Steaming Rice in a Rice Cooking Bowl

The average vegetable steamer will have a grid or mesh bottom, which is supposed to let steam pass through while firmly holding the vegetables in place. The openings, while small for most vegetables, can easily let rice fall through into the water reservoir of the steamer. That's why it's not a good idea to pour rice into the steamer basket.

For that reason, many steamers come with a rice cooking bowl, which is solid but still allows steam to come in via an open top. Here are the steps you should follow when steaming rice with a rice cooking bowl:


  1. Measure rice and water:‌ Put some rice and water into the bowl and add a pinch of salt. The exact ratio depends on the type of rice you are cooking and the kind of outcome you want. For regular long-grain white rice, the ideal ratio is two parts water to one part rice.
  2. Fill the steamer's water reservoir:‌ Fill the water reservoir in the rice steamer up to its maximum level. Once you've done that, assemble the drip tray and compartments of the steamer in the correct manner and position the rice bowl inside its rightful compartment. You can then either cover it with its lid, or with another steamer compartment with other foods, for stacked cooking.
  3. Let the rice cook:‌ Now it's time to let the rice cook. The amount of time the rice needs to be cooked depends on the type of rice you're cooking. Regular white rice will need about 15 to 30 minutes to be ready, while brown, red and wild rice will need between 45 minutes and an hour. Set the timer for the appropriate duration, and wait. If there are specific settings on your steamer for cooking rice, use them.
  4. Check the rice:‌ When the time is up, open the steamer to test the rice. Be very careful when you do this, as the hot steam that escapes may scald you. If the rice isn't evenly cooked, put the lid back in place, and wait for at least another 5 minutes before checking again.
  5. Let the rice stand for a while:‌ Once the rice is perfectly cooked, you should remove it from the steamer and let it stand for between 5 and 10 minutes, untouched. At the end of this period, fluff it with a fork to get perfect steamed rice. You can then use it in any steamed rice recipe of your choice.



Directly Steaming Rice in the Steamer Compartment

While it's advised that you cook your rice in a steamer using a rice-cooking bowl, you can also steam it directly in the vegetable steaming compartment. With this method, at least you don't have to worry about how much water to add to the rice. The rice will simply absorb as much steam as it needs to cook during the steaming process.

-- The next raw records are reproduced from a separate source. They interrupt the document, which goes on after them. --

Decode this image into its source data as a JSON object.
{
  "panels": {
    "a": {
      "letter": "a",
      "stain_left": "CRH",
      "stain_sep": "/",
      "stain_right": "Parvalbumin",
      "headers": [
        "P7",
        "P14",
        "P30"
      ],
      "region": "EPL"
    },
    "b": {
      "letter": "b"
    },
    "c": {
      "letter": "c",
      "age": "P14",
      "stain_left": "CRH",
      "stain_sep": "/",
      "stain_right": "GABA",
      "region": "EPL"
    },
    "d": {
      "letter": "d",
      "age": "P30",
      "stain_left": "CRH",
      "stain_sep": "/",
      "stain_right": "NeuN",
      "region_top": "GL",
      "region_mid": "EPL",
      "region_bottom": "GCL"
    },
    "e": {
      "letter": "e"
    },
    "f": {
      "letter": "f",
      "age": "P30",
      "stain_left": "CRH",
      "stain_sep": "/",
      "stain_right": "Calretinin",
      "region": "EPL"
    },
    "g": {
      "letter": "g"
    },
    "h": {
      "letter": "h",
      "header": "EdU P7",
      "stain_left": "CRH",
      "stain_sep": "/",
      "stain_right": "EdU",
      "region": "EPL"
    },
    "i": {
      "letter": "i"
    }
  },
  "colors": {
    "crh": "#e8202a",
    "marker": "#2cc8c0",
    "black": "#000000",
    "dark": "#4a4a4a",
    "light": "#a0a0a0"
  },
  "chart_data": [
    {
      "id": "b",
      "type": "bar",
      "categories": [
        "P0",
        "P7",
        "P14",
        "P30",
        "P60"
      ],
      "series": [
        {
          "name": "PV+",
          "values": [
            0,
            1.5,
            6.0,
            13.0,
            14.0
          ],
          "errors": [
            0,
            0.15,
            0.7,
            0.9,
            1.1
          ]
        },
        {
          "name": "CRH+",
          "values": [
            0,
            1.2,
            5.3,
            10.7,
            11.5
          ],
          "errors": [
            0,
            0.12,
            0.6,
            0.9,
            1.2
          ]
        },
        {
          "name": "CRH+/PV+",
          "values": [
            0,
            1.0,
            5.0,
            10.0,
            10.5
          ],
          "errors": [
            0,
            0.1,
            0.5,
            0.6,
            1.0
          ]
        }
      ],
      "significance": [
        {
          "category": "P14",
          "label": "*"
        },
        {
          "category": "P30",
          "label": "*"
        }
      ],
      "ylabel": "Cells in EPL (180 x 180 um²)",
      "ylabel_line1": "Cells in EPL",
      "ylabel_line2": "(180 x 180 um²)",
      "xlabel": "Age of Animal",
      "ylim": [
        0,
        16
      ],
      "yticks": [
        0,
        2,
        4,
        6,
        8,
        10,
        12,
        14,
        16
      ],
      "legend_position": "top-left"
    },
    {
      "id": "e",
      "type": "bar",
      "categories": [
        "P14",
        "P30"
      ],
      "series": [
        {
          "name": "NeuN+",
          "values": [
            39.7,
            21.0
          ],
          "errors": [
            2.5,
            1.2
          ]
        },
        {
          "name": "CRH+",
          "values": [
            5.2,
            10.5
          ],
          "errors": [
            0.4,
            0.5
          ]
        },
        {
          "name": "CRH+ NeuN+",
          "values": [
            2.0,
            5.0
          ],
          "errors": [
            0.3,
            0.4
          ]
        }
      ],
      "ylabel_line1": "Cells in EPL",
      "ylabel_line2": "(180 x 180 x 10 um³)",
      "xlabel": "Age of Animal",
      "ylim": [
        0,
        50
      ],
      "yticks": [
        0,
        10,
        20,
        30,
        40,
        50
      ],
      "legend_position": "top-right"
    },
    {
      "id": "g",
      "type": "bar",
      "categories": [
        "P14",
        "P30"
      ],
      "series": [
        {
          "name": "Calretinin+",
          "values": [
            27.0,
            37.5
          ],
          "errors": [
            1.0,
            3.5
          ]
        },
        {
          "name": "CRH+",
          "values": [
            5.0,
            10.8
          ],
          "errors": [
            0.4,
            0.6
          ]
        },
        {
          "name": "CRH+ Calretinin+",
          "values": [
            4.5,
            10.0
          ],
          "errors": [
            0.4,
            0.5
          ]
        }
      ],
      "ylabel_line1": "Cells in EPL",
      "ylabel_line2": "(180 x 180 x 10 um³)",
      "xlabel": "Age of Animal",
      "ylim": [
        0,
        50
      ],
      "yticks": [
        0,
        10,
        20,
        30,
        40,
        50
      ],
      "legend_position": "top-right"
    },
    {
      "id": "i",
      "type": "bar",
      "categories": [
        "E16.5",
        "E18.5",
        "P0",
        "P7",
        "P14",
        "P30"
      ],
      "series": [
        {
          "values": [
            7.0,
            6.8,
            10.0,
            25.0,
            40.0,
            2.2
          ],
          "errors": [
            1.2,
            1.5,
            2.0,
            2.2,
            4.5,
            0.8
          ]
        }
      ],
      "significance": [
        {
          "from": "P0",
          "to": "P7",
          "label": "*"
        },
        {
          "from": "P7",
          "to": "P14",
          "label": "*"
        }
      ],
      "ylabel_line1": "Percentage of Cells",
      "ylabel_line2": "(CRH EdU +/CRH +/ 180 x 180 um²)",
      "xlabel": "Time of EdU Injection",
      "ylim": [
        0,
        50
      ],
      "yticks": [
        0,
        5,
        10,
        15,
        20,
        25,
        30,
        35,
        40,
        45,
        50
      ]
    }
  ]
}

Here's how to steam rice directly in the steamer:


  1. Line the bottom of the steamer with cheesecloth:‌ Start by unrolling the cheesecloth and folding it so that it lines the compartment of the rice steamer with at least three layers. Dampen the cloth a little bit, and then press it back into the steamer.
  2. Pour in the rice:‌ Once the cheesecloth is in place, pour the amount of rice that you want to cook into the compartment of the steamer. Make it an even layer by spreading it around.
  3. Fill the reservoir:‌ Fill the water reservoir in the steamer to the maximum level, set the timer, and turn it on. The timings for white, brown, red and wild rice are the same as those mentioned earlier.
  4. Let the rice stand:‌ Once the rice is ready, lift it, along with the cheesecloth, using the corners for handles. Tip the rice into a bowl, and let it stand for 5 to 10 minutes before fluffing it with a spoon or fork. You can then use it in any steamed rice recipe of your choice.